Irritante. Os primeiros minutos do filme foram feitos para serem odiados. Risinhos, piadinhas sem graça, mulheres com vozinhas finas e cheias de cri-cri. No …

Irritante. Os primeiros minutos do filme foram feitos para serem odiados. Risinhos, piadinhas sem graça, mulheres com vozinhas finas e cheias de cri-cri. No entanto, o plano do diretor estava traçado: precisávamos nos sentir incomodados, ranzinzas, para depois mudar. E, pasmem, mudamos. Ao final da fita, saímos dando risadinhas cúmplices da amizade que nos permitimos sentir. Pode isso? Mudar tanto vendo Simplemente feliz?

Ir ao cinema é antecipar a surpresa, afinal todos comentam os filmes e sabemos o que esperar, em tese. Vais ver Pollyana? A referência vem de 1913, de uma personagem de Eleanor Porter. Uma guria de 11 anos que também irrita de tão feliz e que deu origem ao modo Pollyana-de-ver-a-vida. Fu Lana sabia tratar-se de um filme otimista, e dos piores:  sempre risonho. Pode cair o mundo, a sua bicicleta preferida é roubada, o demônio anda à solta, crianças apanham dos namorados das mães e Pollyana sorri, isto é Poppy (Sally Hawkins). Olhando para o céu, acha tudo lindo. Não é absolutamente irritante?
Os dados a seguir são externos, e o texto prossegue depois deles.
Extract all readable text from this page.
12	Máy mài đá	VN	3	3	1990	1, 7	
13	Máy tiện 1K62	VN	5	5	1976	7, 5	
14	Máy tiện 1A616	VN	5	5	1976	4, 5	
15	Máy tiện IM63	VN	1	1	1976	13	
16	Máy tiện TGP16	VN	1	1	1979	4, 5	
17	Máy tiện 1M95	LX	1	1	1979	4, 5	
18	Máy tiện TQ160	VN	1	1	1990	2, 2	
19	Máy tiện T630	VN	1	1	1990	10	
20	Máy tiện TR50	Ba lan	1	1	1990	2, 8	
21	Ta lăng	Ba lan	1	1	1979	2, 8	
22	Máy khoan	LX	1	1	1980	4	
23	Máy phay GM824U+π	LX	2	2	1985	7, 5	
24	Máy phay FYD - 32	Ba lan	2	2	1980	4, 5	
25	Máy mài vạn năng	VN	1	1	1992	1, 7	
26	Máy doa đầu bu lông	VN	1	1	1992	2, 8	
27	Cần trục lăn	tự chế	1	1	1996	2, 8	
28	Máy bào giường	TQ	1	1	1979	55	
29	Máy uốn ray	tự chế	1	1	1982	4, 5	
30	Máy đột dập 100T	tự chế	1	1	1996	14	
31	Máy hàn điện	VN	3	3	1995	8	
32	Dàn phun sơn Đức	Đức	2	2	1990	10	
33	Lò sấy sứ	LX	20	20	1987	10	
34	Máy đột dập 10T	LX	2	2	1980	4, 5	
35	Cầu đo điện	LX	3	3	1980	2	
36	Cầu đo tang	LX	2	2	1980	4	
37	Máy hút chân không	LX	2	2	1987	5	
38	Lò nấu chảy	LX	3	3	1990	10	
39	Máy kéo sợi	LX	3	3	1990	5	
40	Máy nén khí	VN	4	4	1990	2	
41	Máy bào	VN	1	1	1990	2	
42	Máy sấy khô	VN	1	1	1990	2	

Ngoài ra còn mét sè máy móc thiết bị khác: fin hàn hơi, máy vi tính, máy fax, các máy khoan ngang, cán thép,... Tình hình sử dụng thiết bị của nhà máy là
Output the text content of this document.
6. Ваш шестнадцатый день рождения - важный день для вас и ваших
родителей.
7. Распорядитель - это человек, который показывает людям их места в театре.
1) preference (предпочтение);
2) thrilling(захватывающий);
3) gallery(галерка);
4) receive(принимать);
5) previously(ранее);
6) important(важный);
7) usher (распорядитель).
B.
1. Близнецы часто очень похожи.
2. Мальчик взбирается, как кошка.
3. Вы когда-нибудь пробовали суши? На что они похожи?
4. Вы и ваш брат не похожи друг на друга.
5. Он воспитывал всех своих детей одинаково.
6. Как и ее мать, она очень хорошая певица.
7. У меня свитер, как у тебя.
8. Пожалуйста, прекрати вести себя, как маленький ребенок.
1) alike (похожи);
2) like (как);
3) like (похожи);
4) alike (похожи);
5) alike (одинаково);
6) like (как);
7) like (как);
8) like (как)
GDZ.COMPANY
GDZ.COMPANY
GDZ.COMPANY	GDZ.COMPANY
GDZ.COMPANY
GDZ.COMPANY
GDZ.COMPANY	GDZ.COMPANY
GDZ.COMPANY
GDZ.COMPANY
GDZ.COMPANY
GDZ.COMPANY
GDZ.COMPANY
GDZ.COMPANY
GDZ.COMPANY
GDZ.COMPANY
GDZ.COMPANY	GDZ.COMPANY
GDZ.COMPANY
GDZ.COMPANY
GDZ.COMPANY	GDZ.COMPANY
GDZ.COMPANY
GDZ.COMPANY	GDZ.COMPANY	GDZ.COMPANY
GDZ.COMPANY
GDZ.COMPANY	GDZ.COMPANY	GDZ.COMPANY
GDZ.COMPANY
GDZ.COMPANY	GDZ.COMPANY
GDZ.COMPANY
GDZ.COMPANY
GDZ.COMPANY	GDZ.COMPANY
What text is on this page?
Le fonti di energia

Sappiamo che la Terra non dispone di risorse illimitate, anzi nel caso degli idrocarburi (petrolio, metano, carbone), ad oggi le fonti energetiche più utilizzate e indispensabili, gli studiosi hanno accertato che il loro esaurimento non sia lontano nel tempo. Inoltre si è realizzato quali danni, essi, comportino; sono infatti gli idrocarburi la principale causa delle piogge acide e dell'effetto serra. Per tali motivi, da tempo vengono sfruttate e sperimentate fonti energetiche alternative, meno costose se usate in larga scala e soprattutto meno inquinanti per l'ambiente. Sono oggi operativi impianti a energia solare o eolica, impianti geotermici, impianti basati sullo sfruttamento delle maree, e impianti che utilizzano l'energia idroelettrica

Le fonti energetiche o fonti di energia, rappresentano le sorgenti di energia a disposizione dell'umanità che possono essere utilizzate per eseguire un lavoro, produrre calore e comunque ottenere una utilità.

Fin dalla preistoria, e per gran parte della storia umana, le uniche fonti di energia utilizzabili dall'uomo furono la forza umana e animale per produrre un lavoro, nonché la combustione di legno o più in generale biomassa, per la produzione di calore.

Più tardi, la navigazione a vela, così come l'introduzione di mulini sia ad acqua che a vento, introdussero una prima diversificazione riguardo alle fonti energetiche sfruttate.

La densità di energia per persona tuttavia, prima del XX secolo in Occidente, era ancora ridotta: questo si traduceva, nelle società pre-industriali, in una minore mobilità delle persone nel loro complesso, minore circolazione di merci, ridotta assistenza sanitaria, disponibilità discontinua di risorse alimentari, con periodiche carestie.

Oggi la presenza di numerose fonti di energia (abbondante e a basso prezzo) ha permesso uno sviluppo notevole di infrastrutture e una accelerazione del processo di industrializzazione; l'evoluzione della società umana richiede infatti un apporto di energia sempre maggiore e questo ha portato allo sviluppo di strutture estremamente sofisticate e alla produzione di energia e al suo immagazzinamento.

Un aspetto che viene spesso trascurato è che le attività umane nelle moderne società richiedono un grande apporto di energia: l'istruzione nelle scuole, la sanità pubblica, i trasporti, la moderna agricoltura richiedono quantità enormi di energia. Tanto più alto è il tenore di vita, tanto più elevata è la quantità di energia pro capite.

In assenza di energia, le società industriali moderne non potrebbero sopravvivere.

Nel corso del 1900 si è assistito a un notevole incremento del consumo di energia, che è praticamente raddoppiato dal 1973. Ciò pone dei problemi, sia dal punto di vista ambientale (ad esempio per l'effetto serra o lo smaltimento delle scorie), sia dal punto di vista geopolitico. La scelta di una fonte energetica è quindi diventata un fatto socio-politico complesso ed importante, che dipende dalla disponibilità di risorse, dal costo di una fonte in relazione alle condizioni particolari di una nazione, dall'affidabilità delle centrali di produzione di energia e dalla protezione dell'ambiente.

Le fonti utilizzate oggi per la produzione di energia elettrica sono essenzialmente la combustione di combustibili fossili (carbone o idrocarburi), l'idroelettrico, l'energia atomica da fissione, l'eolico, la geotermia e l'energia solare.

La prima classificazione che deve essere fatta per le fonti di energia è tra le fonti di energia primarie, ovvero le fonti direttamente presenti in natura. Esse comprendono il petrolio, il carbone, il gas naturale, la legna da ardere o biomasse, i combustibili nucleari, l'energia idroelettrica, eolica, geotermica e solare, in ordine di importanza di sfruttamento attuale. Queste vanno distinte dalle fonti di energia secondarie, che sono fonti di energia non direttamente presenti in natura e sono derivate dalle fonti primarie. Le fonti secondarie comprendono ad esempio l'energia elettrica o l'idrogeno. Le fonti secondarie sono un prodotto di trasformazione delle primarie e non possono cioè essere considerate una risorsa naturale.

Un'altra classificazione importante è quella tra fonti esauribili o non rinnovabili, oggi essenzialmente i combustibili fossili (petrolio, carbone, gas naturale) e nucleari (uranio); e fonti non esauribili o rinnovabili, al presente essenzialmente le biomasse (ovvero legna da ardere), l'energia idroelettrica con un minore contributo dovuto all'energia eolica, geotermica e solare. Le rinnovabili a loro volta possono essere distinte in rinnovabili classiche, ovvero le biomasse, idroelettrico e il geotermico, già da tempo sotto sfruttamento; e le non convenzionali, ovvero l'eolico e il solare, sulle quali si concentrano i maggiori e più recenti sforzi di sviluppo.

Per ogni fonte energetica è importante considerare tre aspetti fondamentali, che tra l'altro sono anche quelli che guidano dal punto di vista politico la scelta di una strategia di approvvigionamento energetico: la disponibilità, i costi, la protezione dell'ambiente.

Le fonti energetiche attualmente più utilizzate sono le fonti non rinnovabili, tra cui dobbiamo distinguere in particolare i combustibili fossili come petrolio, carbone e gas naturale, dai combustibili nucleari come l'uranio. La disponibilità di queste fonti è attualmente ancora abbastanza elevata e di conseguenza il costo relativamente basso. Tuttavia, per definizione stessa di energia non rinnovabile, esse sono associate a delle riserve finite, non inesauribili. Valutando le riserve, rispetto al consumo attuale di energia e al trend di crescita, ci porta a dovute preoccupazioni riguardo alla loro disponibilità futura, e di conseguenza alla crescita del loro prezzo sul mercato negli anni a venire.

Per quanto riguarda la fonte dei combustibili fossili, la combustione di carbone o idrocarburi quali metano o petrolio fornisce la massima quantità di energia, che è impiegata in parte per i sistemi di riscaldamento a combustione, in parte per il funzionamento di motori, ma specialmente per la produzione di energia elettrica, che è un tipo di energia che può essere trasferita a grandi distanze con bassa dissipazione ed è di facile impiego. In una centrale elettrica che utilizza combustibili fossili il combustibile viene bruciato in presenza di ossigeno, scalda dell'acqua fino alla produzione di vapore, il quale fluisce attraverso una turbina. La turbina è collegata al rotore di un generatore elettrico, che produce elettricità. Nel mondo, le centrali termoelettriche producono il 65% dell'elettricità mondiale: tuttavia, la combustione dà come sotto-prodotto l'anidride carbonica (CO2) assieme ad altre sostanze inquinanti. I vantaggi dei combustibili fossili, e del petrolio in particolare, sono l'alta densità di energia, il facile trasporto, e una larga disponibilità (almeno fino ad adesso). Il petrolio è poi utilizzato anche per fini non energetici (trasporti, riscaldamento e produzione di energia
Porém, a mágica acontece quando nos reconhecemos em um dos piores personagens do filme. Um maluco babão que transborda violência, apesar de não saber disso. Logo, ao admitir nosso ódio por Poppy, sua aparente superioridade, sua felicidade constante, suas piadinhas infames, sua vozinha estridente, percebemos que estamos, na verdade, gostando dela. Porque é muito bom ter alguém sorrindo por perto. Achar graça é de graça, fazer graça não é proibido. É um talento. E fazer rir, então? É uma bênção. 
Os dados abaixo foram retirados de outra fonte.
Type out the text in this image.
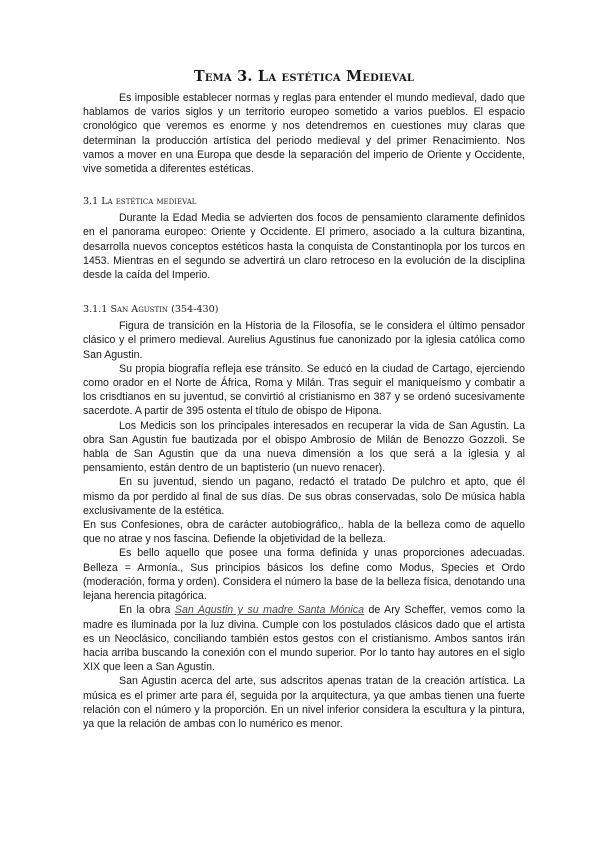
Tema 3. La estética Medieval

Es imposible establecer normas y reglas para entender el mundo medieval, dado que hablamos de varios siglos y un territorio europeo sometido a varios pueblos. El espacio cronológico que veremos es enorme y nos detendremos en cuestiones muy claras que determinan la producción artística del periodo medieval y del primer Renacimiento. Nos vamos a mover en una Europa que desde la separación del imperio de Oriente y Occidente, vive sometida a diferentes estéticas.

3.1 La estética medieval

Durante la Edad Media se advierten dos focos de pensamiento claramente definidos en el panorama europeo: Oriente y Occidente. El primero, asociado a la cultura bizantina, desarrolla nuevos conceptos estéticos hasta la conquista de Constantinopla por los turcos en 1453. Mientras en el segundo se advertirá un claro retroceso en la evolución de la disciplina desde la caída del Imperio.

3.1.1 San Agustin (354-430)

Figura de transición en la Historia de la Filosofía, se le considera el último pensador clásico y el primero medieval. Aurelius Agustinus fue canonizado por la iglesia católica como San Agustin.

Su propia biografía refleja ese tránsito. Se educó en la ciudad de Cartago, ejerciendo como orador en el Norte de África, Roma y Milán. Tras seguir el maniqueísmo y combatir a los crisdtianos en su juventud, se convirtió al cristianismo en 387 y se ordenó sucesivamente sacerdote. A partir de 395 ostenta el título de obispo de Hipona.

Los Medicis son los principales interesados en recuperar la vida de San Agustin. La obra San Agustin fue bautizada por el obispo Ambrosio de Milán de Benozzo Gozzoli. Se habla de San Agustin que da una nueva dimensión a los que será a la iglesia y al pensamiento, están dentro de un baptisterio (un nuevo renacer).

En su juventud, siendo un pagano, redactó el tratado De pulchro et apto, que él mismo da por perdido al final de sus días. De sus obras conservadas, solo De música habla exclusivamente de la estética.

En sus Confesiones, obra de carácter autobiográfico,. habla de la belleza como de aquello que no atrae y nos fascina. Defiende la objetividad de la belleza.

Es bello aquello que posee una forma definida y unas proporciones adecuadas. Belleza = Armonía., Sus principios básicos los define como Modus, Species et Ordo (moderación, forma y orden). Considera el número la base de la belleza física, denotando una lejana herencia pitagórica.

En la obra San Agustin y su madre Santa Mónica de Ary Scheffer, vemos como la madre es iluminada por la luz divina. Cumple con los postulados clásicos dado que el artista es un Neoclásico, conciliando también estos gestos con el cristianismo. Ambos santos irán hacia arriba buscando la conexión con el mundo superior. Por lo tanto hay autores en el siglo XIX que leen a San Agustin.

San Agustin acerca del arte, sus adscritos apenas tratan de la creación artística. La música es el primer arte para él, seguida por la arquitectura, ya que ambas tienen una fuerte relación con el número y la proporción. En un nivel inferior considera la escultura y la pintura, ya que la relación de ambas con lo numérico es menor.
Percebemos que ridículo mesmo é estar preocupado, furioso, mal-humorado. Que mal tem em descobrir uma livraria em uma feirinha de quinquilharias e artigos usados, entrar e puxar assunto com o cara do balcão? Todos com quem Poppy puxa conversa pensam que se trata de uma cantada. E fecham a cara. O relacionamento humano está por um triz. Até perdoamos uma cena deslocada, em que Poppy conversa, ou tenta se comunicar, com um mendigo em um lugar nada a ver com a história. O diretor (Mike Leigh) deve ter colocado aquela cena apenas para provar que ela não vê nenhum perigo e se aproxima de todos, sem receio.
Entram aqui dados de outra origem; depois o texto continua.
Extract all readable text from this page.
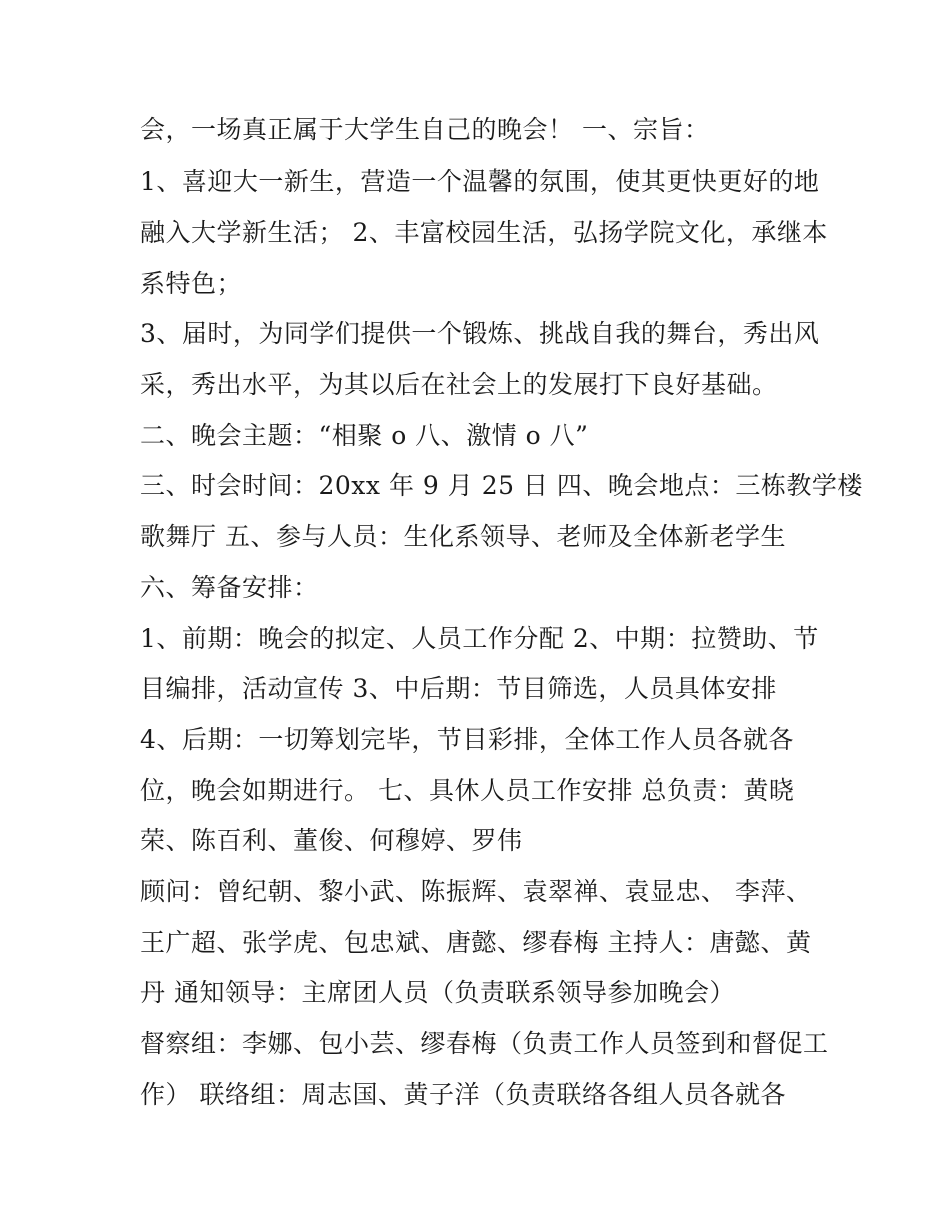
会，一场真正属于大学生自己的晚会！ 一、宗旨：
1、喜迎大一新生，营造一个温馨的氛围，使其更快更好的地
融入大学新生活； 2、丰富校园生活，弘扬学院文化，承继本
系特色；
3、届时，为同学们提供一个锻炼、挑战自我的舞台，秀出风
采，秀出水平，为其以后在社会上的发展打下良好基础。
二、晚会主题：“相聚 o 八、激情 o 八”
三、时会时间：20xx 年 9 月 25 日 四、晚会地点：三栋教学楼
歌舞厅 五、参与人员：生化系领导、老师及全体新老学生
六、筹备安排：
1、前期：晚会的拟定、人员工作分配 2、中期：拉赞助、节
目编排，活动宣传 3、中后期：节目筛选，人员具体安排
4、后期：一切筹划完毕，节目彩排，全体工作人员各就各
位，晚会如期进行。 七、具休人员工作安排 总负责：黄晓
荣、陈百利、董俊、何穆婷、罗伟
顾问：曾纪朝、黎小武、陈振辉、袁翠禅、袁显忠、 李萍、
王广超、张学虎、包忠斌、唐懿、缪春梅 主持人：唐懿、黄
丹 通知领导：主席团人员（负责联系领导参加晚会）
督察组：李娜、包小芸、缪春梅（负责工作人员签到和督促工
作） 联络组：周志国、黄子洋（负责联络各组人员各就各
O esforço que chatos como Fu Lana exercem sobre os felizes é prejudicial. Melhor que eles vençam. E Simplesmente feliz ajuda nisso. Para quem gosta de tramas e paranoia, trata-se de uma campanha para aliviar a tensão mundial.

Uma função que já foi também de Amélie Poulain, uma personagem bondosa e ingênua, que leva a esperança por onde passa. No entanto, Poppy leva o riso, o deboche, a brincadeira. O humor salva, desentope as veias e leva leve.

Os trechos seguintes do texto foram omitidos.